People tend to remain in close physical contact during social interaction. Walking arm-in-arm or holding hands and gently slapping or touching a person's outstretched palm while talking is common, especially among people of the same gender who know each other well. Gazing, and especially staring, at strangers is rude. In public, people should avoid direct eye-contact with passers-by. When greeting a stranger or an acquaintance, it is appropriate for the person who arrives first to say, in Arabic, "Peace be upon you," to which the proper reply is, "And upon you peace." When saying goodbye, it is proper to say, in Arabic, "In the custody of God," the reply being "In the custody of the Generous One." Generally, the same patterns of etiquette hold throughout Saudi Arabia. Greater formality, however, prevails among Bedouin and rural people, while more relaxed, informal interaction occurs among younger urbanites. The same patterns, but in attenuated forms, apply between local citizens and immigrants.

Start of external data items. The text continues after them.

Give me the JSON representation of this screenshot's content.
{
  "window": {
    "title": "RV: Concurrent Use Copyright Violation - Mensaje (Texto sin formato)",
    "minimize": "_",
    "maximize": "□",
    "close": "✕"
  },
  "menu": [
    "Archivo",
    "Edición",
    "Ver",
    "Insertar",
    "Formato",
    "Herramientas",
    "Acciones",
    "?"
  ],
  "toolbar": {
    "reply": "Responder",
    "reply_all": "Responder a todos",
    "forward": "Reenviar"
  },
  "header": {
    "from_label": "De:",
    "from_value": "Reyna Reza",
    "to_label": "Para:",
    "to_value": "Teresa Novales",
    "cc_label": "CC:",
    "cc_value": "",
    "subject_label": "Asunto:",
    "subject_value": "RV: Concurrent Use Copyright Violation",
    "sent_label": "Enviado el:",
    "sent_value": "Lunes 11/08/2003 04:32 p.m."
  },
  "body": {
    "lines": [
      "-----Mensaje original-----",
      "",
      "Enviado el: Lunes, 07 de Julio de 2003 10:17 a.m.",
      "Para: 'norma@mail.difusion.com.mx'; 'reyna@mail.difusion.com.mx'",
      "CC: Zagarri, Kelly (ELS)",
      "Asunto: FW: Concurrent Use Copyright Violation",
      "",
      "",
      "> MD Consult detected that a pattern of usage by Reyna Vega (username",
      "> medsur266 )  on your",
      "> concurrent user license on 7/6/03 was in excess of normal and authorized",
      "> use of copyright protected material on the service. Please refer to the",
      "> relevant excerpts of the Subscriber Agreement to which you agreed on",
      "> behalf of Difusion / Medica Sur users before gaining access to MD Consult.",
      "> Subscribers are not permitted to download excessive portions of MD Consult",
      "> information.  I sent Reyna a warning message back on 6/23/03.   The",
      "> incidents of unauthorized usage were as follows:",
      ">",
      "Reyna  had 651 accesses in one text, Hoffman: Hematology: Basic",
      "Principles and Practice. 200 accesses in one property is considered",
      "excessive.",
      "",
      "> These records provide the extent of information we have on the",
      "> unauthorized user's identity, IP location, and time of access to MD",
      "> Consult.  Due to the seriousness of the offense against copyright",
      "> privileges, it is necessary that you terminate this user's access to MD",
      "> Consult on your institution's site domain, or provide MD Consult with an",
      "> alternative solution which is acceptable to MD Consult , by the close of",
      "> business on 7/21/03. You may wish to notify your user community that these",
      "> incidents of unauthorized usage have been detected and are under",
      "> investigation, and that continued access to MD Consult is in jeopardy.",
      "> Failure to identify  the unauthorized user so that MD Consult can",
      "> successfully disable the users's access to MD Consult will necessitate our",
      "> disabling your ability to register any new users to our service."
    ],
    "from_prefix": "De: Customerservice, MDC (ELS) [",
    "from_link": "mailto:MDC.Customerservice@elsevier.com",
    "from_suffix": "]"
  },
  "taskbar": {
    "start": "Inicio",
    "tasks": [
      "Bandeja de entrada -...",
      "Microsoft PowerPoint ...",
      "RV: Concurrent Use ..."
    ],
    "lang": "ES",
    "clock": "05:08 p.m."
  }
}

All Saudi Arabian citizens are Muslims. Except for a small minority of Shia, Saudi Arabians are Sunni and mainly follow the Handbali school of Islamic law ( madhab ). Half or more of the immigrants are also Muslims. Non-Muslim faiths are not allowed to practice in Saudi Arabia.

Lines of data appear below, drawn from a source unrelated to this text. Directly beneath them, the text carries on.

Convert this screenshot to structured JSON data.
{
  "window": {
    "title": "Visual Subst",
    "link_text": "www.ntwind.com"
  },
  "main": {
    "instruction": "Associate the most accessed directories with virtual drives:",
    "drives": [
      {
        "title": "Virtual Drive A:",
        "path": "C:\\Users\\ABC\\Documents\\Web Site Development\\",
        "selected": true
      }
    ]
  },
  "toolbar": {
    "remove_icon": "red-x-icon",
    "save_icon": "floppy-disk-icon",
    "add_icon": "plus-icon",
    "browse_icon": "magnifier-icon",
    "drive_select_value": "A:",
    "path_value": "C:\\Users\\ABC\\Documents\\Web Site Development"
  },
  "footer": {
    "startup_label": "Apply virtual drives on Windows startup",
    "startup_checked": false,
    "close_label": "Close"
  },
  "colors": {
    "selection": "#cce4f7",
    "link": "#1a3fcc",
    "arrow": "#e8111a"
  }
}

Islam does not have ordained clergy or priests. The person most learned in Islam is the one who leads the prayers. The learned ( ulama ) include judges, preachers, teachers, prayer leaders, and others who have studied Islam.

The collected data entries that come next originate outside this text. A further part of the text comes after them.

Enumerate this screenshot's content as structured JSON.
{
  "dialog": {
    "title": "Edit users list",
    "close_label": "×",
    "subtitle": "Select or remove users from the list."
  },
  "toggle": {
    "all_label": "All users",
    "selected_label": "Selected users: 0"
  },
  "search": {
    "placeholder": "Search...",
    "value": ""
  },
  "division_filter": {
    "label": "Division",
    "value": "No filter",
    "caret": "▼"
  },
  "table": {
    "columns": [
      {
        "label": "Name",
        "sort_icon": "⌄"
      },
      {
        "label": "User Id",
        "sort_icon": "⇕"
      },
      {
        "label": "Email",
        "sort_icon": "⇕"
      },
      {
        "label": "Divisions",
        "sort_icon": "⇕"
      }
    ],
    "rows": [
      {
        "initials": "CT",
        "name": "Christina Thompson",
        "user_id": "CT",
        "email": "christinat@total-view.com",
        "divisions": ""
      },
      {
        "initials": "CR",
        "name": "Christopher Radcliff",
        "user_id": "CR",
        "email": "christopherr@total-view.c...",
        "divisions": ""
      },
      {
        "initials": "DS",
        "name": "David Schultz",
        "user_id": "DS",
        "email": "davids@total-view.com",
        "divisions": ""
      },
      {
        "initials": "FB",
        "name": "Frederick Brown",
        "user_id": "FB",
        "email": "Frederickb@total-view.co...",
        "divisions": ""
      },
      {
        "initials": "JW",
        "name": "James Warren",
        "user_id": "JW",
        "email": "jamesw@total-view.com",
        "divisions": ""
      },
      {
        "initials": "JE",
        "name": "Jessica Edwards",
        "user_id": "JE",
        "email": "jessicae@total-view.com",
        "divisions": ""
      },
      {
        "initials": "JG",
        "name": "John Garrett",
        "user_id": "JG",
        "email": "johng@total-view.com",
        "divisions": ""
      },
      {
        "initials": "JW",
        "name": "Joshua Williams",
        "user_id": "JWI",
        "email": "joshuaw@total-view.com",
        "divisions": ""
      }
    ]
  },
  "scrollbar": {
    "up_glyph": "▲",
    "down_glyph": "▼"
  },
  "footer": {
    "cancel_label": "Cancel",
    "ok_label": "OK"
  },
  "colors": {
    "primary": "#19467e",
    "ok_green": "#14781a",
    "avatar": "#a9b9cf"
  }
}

The major everyday rituals are related to the five daily prayers that constitute one of the five pillars of Islam. Those who pray face Mecca, ideally in a mosque or as a group. The haj (pilgrimage) is another of the five pillars and should be performed at least once in one's life. Visits also take place to the mosque and tomb of Muhammad in Medina. The other three pillars of Islam are witnessing that there is no God but God and Muhammad is His Messenger, fasting during the day throughout the month of Ramadan, and the giving of alms.
The dead are washed, wrapped in seamless shrouds, and buried in graves facing Mecca without coffins or markers. Burial takes place before sunset on the day of death. The dead go to heaven or hell.